The following nucleotide models are currently available as a core model:
See the ‘test_dna_sub_model’ folder in the source code for example of the correct syntax.
JC69
K80([kappa={real>0}])
F84([kappa={real>0}, {theta={real[0,1]}, theta1={real[0,1]},theta2={real[0,1]}} | "equilibrium frequencies"])
HKY85([kappa={real>0}, {theta={real[0,1]}, theta1={real[0,1]}, theta2={real[0,1]}} | "equilibrium frequencies"])
T92([kappa={real>0}, theta={real[0,1]} | "equilibrium frequencies"])
TN93([kappa1={real>0}, kappa2={real>0}, theta={real[0,1]}, theta1={real[0,1]}, theta2={real[0,1]} | "equilibrium frequencies"])
GTR([a={real>0}, b={real>0}, c={real>0}, d={real>0}, e={real>0}, {theta={real[0,1]}, theta1={real[0,1]}, theta2={real[0,1]} | "equilibrium frequencies" ])
L95([{beta={real>0}, gamma={real>0}, delta={real>0}, theta={real[0,1]}, theta1={real[0,1]}}, theta2={real[0,1]} | "equilibrium frequencies"])
SSR([beta={real>0}, gamma={real>0}, delta={real>0}, theta={real[0,1]}])
RN95([thetaR={real[0,1]}, kappaP={real[0,1]}, gammaP={real[0,1]}, alpha={real>1}, sigma={real>1}, beta={real>1}, epsilon={real>1}])
"equilibrium frequencies" are {piA={real[0,1]},piC={real[0,1]},piG={real[0,1]},piT={real[0,1]}} and the summation should be one.
For example: {piA=0.26,piC=0.25,piG=0.24,piT=0.25}
The following protein models are currently available as a core model:
JC69
DSO78
JTT92
WAG01
LG08
The following meta models are currently available:
PIP13(model={model description}, {lambda={real>0}, mu={real>0})
If you leave the ‘lambda’ and ‘mu’ empty then the program would estimate them using Brent’s method. Please note that this algorithm is designed to work the ‘PIP13’ model.
Rate across site distribution
rate_distribution={rate distribution description} Specify the rate across sites distribution
Only Constant rate is currently available:
Constant Uses a constant rate across sites
Output options
Output tree file
output.tree.file={path} The phylogenetic tree file to write to.
output.tree.format={Newick|Nexus|NHX} The format of the output tree file.
output.trees.file={path} The file that will contain multiple trees.
output.trees.format={Newick|Nexus|NHX} The format of the output tree file.
Output alignment file
output.msa.file={path} Alignment used in the study.
Output inferred file
output.ancestral.file={path} Write ancestral seuqences inferred by algorithm.

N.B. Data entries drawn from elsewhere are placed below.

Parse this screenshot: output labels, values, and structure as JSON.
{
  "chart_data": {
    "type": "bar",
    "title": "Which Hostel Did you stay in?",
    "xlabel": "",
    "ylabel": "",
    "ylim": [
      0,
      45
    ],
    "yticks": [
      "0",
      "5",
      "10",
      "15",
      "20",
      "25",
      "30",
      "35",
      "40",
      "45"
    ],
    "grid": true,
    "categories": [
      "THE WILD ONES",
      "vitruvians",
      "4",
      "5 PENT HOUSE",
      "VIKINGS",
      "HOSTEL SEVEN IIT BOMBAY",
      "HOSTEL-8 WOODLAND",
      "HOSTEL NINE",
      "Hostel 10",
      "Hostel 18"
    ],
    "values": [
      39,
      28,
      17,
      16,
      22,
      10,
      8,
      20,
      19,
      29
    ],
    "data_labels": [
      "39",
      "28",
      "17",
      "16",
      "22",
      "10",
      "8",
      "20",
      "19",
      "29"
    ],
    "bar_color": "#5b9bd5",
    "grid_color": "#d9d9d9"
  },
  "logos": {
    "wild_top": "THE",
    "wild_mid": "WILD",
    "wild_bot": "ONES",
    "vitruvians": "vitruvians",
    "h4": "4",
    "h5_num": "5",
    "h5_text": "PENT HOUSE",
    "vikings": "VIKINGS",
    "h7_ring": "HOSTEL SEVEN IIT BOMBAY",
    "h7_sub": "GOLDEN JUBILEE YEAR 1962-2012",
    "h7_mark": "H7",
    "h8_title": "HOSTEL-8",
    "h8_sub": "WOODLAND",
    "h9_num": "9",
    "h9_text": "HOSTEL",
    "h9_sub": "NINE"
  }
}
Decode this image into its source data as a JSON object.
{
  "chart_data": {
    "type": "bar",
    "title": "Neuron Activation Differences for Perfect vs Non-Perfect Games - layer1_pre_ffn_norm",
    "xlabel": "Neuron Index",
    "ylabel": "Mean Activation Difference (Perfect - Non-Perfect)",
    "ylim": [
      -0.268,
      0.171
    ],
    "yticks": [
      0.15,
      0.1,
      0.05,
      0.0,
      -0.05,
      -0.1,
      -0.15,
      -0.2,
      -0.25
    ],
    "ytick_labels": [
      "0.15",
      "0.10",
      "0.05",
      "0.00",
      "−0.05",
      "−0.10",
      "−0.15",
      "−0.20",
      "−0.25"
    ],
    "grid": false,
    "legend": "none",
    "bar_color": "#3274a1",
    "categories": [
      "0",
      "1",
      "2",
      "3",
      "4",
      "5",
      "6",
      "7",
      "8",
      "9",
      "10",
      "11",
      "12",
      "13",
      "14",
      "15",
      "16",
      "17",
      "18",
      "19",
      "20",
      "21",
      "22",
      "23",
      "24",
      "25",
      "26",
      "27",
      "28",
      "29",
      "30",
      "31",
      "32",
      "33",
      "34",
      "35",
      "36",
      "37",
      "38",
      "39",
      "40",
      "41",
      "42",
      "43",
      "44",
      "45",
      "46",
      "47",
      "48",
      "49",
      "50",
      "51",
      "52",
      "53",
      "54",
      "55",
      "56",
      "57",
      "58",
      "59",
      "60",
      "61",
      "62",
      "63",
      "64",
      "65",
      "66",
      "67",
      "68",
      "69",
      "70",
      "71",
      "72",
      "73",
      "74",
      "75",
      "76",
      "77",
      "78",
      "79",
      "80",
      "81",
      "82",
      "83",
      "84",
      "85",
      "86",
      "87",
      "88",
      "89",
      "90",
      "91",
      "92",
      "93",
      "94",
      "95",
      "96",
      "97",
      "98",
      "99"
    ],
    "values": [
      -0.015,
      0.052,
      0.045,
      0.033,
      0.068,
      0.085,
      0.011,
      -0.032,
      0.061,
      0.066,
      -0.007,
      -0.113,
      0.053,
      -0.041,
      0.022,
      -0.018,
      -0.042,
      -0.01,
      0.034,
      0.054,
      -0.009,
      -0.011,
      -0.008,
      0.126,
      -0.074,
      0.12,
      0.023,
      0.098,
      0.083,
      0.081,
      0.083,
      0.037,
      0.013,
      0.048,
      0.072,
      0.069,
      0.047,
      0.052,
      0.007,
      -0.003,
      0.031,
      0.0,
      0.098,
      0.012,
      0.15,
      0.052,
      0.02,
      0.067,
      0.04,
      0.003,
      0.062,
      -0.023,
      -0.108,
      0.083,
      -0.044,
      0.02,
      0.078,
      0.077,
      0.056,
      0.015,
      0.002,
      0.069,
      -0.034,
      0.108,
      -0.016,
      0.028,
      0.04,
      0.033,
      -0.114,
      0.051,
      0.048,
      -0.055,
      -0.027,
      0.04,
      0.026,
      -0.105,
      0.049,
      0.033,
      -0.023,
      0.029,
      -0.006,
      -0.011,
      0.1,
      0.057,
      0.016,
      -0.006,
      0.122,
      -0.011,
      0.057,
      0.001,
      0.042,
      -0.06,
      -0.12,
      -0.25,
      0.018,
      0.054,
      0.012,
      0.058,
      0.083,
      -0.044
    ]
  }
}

output.node_rel.file={path} Write the relation of nodes. It is important to idendifying the internal nodes.
output.mlindelpoints.file={path} Write the inferred indel points.
output.pipparams.file={path} Write the estimated PIP parameters if the user set opt.likelihood=1
output.prob_profile.file={path} Write the probability profile of each character of ancestral seqeunce.